Die Spanierinnen verbuchten nach Frankreich (5:1 gegen Italien) und Deutschland (4:0 gegen Dänemark) mit dem 4:1 gegen Finnland am ersten Spieltag den dritthöchsten eg. Doch so viel Beifall wie "Les Bleues" und das DFB-Team bekamen die Iberinnen für ihren Erfolg nicht. Gegen die auf Platz 29 der Weltrangliste notierten Nordeuropäerinnen taten sich die in der EM-Qualifikation so treffsicheren Spanierinnen lange sehr, sehr schwer. Dass sie in der Schlussphase dennoch einen standesgemäßen Sieg herausschossen, spricht aber für das Team von Jorge Villa.

Der Nationaltrainer hat das Problem, dass er kurzfristig die verletzte Weltfußballerin Alexia Putellas (Kreuzbandriss) in seiner Mannschaft ersetzen muss - wenn das denn überhaupt geht. Der Verlust der offensiven Mittelfeldakteurin vom FC Barcelona und auch das Fehlern von Rekordtorschützin Jennifer Hermoso muss im Teamverbund aufgefangen werden. Im weiteren Turnierverlauf könnte sich das negativ bemerkbar machen.

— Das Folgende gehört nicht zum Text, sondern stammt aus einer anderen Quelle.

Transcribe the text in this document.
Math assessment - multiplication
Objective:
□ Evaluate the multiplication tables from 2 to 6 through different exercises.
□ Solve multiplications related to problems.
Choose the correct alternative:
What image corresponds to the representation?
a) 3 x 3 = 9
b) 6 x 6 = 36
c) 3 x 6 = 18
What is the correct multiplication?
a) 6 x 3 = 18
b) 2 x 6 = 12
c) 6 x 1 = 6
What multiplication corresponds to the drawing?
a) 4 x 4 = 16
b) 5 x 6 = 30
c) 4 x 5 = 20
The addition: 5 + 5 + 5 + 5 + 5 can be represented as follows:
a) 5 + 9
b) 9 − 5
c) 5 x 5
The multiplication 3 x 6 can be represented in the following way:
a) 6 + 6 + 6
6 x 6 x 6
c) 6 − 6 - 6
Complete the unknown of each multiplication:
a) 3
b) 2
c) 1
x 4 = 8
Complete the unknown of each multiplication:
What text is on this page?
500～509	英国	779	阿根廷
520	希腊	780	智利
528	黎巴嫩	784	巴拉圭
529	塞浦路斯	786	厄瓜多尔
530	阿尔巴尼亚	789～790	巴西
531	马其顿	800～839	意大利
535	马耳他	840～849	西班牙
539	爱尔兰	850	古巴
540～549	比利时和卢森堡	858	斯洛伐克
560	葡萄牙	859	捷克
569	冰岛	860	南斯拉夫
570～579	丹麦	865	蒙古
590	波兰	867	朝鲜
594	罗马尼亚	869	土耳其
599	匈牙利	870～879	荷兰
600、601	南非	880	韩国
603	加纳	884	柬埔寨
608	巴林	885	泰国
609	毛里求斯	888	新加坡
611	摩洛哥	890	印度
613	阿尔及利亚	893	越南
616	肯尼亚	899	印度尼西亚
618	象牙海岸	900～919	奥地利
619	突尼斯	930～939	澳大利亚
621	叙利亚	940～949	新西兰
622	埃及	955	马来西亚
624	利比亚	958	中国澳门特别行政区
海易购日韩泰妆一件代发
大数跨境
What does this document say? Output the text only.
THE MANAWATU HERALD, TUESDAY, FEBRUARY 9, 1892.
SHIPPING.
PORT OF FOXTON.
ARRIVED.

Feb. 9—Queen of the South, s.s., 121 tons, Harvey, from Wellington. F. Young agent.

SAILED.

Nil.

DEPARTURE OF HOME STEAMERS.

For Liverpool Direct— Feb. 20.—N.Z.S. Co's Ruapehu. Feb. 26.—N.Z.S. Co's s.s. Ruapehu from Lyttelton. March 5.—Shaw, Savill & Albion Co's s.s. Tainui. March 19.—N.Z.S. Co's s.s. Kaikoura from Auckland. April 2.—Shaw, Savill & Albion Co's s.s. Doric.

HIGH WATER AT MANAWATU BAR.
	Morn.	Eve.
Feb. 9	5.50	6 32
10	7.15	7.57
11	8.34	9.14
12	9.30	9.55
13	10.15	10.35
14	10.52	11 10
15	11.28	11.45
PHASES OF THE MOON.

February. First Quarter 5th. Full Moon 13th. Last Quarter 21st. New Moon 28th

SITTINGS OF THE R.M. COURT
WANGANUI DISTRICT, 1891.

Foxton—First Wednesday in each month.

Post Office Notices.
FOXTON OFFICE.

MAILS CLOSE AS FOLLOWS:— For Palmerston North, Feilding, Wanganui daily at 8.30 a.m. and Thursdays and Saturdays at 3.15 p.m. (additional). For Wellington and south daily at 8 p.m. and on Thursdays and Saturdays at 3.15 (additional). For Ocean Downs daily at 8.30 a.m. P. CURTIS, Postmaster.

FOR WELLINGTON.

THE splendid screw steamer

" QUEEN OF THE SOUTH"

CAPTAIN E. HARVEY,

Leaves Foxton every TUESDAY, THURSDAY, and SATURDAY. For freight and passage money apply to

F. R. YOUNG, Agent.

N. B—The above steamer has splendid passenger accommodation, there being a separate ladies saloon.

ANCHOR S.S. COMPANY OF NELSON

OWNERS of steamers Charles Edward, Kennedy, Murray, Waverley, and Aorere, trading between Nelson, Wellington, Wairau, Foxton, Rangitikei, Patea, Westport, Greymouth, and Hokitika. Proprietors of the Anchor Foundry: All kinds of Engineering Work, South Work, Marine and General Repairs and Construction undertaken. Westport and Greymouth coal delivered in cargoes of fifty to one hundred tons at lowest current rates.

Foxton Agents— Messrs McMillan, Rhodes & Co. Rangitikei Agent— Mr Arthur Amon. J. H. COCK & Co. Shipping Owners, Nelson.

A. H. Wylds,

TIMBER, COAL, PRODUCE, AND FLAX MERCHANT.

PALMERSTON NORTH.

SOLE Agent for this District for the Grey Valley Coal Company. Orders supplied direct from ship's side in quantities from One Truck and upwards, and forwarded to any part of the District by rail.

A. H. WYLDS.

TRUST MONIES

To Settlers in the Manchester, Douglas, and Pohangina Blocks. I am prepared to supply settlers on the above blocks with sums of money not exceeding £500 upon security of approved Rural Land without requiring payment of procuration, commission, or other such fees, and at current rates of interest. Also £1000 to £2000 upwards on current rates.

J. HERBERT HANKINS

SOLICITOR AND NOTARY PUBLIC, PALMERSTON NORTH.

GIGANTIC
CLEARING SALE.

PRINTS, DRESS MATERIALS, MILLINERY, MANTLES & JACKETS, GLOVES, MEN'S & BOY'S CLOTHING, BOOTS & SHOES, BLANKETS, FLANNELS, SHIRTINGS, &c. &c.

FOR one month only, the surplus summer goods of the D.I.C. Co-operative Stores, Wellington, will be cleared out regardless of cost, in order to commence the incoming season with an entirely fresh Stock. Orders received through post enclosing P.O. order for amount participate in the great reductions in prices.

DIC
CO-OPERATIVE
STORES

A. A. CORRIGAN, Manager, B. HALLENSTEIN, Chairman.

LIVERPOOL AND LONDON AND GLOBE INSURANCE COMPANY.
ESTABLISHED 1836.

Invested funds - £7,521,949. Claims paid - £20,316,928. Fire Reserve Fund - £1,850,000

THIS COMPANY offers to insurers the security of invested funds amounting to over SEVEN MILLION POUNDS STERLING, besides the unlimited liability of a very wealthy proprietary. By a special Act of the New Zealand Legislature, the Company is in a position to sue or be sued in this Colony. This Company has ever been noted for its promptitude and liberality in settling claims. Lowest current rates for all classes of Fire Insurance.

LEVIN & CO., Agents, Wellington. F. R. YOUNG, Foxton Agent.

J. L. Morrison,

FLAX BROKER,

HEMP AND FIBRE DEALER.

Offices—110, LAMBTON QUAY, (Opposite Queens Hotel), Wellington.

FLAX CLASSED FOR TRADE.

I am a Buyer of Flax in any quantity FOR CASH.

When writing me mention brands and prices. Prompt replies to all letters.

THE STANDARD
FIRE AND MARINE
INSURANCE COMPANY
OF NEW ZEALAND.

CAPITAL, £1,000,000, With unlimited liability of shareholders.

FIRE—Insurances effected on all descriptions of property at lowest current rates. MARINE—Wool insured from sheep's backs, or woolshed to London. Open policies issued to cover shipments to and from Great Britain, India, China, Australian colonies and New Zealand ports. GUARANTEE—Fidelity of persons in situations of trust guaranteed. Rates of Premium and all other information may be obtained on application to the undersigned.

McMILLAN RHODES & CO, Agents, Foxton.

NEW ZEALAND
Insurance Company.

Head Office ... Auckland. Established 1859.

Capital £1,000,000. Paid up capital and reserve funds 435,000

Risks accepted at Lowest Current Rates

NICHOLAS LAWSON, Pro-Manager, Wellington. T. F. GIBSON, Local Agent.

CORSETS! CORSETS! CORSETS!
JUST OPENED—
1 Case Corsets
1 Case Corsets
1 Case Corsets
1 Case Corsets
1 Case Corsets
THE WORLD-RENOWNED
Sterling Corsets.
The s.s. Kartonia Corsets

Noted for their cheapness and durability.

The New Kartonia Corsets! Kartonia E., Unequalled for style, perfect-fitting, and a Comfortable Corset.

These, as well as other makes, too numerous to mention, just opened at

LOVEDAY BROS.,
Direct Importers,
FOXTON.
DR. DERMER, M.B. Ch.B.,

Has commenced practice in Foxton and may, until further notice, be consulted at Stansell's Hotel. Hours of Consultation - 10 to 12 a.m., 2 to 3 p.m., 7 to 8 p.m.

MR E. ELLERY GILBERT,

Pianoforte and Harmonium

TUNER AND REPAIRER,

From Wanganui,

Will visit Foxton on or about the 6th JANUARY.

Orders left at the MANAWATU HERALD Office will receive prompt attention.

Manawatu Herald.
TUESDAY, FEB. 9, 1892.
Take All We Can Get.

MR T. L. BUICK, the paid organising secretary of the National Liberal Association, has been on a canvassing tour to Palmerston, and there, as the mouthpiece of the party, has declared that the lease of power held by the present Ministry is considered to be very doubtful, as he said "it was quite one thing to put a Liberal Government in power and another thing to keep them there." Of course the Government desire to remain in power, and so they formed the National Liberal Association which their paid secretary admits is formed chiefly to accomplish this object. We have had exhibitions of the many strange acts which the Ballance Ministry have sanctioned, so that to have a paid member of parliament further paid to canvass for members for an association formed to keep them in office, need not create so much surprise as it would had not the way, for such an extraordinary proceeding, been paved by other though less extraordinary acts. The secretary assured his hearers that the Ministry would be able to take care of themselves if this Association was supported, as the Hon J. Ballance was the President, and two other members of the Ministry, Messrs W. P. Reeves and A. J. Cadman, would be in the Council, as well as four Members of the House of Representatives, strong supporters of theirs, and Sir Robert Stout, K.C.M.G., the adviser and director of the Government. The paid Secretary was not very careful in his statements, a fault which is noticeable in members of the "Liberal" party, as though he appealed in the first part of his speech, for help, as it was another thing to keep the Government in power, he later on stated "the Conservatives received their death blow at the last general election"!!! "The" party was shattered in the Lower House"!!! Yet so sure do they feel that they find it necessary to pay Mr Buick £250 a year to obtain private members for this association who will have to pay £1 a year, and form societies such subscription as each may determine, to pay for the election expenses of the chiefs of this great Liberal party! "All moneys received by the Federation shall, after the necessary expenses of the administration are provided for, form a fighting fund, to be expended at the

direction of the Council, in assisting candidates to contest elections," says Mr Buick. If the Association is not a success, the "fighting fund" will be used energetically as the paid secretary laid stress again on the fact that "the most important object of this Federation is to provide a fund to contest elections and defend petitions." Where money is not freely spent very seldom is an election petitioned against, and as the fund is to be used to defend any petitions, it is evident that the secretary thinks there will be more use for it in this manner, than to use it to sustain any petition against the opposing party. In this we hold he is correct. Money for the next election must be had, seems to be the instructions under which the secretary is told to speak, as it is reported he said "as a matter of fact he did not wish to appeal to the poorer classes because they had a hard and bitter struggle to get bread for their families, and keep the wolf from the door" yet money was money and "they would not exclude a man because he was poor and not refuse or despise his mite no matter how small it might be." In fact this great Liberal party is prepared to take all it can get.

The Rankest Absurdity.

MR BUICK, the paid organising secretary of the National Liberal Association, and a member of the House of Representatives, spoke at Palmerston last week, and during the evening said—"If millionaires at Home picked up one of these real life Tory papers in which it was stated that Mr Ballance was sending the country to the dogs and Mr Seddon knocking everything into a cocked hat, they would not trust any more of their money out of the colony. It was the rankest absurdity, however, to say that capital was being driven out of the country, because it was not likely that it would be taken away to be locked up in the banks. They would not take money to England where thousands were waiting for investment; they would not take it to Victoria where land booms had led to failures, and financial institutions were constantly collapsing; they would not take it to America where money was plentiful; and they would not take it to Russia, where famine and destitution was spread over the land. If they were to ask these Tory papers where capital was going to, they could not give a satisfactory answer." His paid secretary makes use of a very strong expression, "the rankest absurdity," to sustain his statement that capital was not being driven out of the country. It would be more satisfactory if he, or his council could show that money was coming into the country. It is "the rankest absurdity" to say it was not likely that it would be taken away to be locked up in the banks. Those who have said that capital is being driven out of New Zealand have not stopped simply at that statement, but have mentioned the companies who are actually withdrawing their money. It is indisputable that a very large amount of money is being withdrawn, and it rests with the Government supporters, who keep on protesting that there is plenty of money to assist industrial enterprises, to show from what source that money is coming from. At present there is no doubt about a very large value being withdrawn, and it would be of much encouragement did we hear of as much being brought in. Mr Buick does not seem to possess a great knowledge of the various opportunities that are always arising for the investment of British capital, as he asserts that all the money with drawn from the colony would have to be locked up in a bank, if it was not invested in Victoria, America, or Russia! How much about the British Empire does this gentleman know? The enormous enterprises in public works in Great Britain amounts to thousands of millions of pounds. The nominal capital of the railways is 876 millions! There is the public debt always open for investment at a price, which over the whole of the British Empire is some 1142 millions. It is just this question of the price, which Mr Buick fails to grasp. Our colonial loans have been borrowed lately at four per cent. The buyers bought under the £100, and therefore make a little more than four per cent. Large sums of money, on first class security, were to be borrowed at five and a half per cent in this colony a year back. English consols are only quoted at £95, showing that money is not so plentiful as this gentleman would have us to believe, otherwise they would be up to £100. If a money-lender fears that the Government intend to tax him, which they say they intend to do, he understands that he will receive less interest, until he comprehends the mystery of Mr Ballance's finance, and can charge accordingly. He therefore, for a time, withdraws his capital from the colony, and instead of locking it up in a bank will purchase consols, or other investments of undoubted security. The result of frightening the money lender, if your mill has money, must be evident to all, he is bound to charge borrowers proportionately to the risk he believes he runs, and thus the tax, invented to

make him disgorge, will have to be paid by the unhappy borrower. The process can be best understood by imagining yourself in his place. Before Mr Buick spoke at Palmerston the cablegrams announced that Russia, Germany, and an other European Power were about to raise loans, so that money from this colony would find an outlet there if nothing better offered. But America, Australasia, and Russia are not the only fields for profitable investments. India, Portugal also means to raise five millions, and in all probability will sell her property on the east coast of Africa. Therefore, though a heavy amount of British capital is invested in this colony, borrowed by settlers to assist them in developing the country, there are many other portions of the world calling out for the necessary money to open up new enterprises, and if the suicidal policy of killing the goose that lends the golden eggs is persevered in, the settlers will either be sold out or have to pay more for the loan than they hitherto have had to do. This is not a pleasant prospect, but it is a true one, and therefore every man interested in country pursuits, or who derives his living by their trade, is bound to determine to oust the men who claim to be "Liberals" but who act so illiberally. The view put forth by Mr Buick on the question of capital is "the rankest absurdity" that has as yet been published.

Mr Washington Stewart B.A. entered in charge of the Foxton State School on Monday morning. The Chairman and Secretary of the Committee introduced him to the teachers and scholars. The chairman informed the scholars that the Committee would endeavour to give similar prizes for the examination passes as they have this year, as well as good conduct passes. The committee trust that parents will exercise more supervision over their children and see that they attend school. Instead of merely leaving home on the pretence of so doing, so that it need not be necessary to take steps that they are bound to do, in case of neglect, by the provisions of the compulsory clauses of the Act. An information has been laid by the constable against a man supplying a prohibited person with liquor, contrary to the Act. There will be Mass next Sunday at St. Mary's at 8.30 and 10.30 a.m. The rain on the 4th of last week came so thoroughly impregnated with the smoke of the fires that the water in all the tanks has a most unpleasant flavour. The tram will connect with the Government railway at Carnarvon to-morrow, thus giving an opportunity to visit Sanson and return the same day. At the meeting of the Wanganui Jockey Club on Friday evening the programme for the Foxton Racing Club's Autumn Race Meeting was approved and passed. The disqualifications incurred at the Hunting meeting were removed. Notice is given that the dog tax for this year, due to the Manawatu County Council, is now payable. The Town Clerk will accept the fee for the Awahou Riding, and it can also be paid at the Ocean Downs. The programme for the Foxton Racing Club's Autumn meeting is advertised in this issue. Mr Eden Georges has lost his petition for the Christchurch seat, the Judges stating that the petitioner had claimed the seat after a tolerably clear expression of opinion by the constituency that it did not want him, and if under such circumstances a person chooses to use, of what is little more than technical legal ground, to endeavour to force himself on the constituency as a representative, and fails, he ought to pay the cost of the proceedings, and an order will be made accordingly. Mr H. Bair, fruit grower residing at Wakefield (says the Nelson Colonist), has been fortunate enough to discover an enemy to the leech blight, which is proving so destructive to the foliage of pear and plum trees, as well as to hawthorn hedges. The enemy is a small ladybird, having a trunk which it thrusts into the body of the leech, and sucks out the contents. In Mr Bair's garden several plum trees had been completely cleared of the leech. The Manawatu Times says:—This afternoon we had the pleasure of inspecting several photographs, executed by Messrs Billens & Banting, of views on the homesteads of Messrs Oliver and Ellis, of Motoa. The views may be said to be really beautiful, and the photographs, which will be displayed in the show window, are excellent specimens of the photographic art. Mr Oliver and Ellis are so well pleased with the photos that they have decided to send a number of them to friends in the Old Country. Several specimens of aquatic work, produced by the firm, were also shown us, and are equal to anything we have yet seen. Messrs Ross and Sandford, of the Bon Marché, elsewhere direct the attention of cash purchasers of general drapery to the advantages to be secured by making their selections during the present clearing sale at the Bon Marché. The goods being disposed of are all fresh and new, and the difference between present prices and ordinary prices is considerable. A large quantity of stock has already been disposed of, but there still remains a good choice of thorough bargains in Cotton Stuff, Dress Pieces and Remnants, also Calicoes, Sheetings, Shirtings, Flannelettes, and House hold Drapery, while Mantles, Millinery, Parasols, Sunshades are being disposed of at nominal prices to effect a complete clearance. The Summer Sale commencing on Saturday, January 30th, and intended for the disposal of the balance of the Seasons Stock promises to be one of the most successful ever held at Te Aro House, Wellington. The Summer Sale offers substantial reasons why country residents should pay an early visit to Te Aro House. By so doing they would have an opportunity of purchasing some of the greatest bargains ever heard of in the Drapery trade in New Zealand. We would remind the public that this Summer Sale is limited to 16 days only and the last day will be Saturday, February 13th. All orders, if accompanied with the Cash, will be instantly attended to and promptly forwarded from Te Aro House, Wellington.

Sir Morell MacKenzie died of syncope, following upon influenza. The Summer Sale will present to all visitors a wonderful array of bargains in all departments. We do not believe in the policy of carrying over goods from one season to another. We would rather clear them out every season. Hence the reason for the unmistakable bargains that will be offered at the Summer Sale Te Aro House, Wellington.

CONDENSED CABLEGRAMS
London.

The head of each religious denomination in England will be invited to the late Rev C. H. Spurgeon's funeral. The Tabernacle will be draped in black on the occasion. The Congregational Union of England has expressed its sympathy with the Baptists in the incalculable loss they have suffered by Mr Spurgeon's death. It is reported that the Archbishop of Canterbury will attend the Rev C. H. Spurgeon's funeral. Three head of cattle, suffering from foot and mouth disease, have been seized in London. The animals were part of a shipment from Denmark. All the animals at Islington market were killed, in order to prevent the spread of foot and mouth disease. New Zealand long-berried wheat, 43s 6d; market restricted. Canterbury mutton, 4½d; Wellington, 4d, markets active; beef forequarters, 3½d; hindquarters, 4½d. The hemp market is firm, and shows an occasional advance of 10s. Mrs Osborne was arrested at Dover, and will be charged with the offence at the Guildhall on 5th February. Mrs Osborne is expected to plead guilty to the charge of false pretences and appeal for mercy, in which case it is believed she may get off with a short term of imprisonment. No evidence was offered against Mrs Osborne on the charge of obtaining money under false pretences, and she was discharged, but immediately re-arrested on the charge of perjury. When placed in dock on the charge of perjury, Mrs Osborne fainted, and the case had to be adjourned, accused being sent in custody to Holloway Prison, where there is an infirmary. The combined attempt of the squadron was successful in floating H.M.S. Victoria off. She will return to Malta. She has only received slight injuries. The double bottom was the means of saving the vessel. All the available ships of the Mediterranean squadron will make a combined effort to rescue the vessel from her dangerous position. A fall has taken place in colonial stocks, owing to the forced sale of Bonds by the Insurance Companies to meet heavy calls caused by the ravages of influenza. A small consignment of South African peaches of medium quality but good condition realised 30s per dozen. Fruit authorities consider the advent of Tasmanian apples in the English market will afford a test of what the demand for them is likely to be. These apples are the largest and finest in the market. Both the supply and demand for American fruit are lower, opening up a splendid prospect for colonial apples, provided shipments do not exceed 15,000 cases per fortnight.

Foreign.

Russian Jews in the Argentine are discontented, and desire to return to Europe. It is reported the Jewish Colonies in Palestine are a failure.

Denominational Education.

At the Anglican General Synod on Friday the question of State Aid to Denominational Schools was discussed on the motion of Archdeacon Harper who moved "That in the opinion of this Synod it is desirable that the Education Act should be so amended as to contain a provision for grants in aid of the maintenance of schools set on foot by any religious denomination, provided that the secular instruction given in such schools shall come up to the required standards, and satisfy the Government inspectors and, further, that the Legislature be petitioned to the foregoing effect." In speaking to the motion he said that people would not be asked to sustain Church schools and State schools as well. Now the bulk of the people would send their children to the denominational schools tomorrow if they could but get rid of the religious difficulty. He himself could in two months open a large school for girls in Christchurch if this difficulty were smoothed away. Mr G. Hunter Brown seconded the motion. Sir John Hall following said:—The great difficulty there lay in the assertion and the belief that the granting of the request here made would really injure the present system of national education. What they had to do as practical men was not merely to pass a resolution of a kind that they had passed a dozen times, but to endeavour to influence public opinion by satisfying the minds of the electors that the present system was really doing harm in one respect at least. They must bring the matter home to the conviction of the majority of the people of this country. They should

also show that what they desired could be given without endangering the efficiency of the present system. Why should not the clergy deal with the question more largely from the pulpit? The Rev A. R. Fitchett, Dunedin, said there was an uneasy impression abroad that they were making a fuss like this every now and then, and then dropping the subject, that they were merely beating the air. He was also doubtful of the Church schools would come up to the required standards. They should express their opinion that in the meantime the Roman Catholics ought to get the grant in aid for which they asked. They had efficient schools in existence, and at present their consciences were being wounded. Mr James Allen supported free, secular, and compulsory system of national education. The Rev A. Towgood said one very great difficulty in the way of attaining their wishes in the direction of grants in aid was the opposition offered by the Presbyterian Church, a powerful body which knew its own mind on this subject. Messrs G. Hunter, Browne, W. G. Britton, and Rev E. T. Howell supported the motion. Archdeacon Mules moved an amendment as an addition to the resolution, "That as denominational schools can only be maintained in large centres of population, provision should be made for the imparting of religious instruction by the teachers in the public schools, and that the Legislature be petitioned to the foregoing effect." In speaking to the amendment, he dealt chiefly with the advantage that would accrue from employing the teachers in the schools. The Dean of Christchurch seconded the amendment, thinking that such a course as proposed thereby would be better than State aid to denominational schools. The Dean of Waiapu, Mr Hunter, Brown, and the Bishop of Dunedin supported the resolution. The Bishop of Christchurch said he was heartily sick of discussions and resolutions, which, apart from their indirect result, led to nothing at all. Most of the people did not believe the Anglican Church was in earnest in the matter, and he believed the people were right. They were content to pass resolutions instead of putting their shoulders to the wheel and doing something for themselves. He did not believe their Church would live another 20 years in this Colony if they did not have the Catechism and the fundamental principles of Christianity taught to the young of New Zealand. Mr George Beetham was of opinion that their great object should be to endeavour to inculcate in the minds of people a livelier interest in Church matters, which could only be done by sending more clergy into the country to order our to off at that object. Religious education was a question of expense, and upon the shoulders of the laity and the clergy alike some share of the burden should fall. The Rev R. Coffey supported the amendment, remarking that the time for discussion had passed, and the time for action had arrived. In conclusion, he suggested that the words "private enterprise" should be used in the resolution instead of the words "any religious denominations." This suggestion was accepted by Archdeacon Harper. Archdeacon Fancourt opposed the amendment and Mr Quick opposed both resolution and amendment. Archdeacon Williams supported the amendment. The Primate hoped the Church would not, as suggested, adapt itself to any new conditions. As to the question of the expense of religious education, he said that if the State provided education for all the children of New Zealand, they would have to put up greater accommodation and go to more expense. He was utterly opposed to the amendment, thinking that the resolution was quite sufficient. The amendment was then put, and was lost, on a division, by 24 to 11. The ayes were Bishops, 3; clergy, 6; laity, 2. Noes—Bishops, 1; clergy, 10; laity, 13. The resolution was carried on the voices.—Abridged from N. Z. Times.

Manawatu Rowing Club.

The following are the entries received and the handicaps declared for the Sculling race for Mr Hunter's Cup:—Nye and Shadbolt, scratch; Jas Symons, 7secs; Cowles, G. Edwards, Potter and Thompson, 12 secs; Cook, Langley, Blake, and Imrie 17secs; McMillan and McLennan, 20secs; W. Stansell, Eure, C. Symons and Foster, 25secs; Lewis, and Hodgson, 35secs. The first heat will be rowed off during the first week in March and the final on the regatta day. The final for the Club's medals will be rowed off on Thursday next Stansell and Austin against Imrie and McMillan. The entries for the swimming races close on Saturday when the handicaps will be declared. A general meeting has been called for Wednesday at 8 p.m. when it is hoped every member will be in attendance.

Spaniens Nationalspielerin Irene Paredes (4.v.l.) trifft per Kopf gegen Finnland.

Irene Paredes (M.) und ihre Teamkolleginnen müssen den Ausfall von Alexia Putellas auffangen.

Die nächsten Spiele: Deutschland - Spanien (12.07.22 / 21 Uhr MESZ / Live im Ersten und auf sportschau.de) / Dänemark - Spanien (16.07.22 / 21 Uhr MESZ)

Schweden kommt die Rolle "unter dem Radar" ganz gelegen

Schwedens Coach Peter Gerhardsson, der mit seiner Mannschaft seit zwei Jahren keine Partie mehr verloren hat, war nach dem Auftaktspiel gegen die Niederlande (1:1) etwas unzufrieden: Trotz zwischenzeitlicher Führung reichte es nicht zum erhofften Sieg. Doch allzu lange sollte sich die "Damlandslaget" darüber nicht ärgern. Denn die Schwedinnen starteten immerhin mit einem Punktgewinn gegen die Titelverteidigerinnen ins Turnier.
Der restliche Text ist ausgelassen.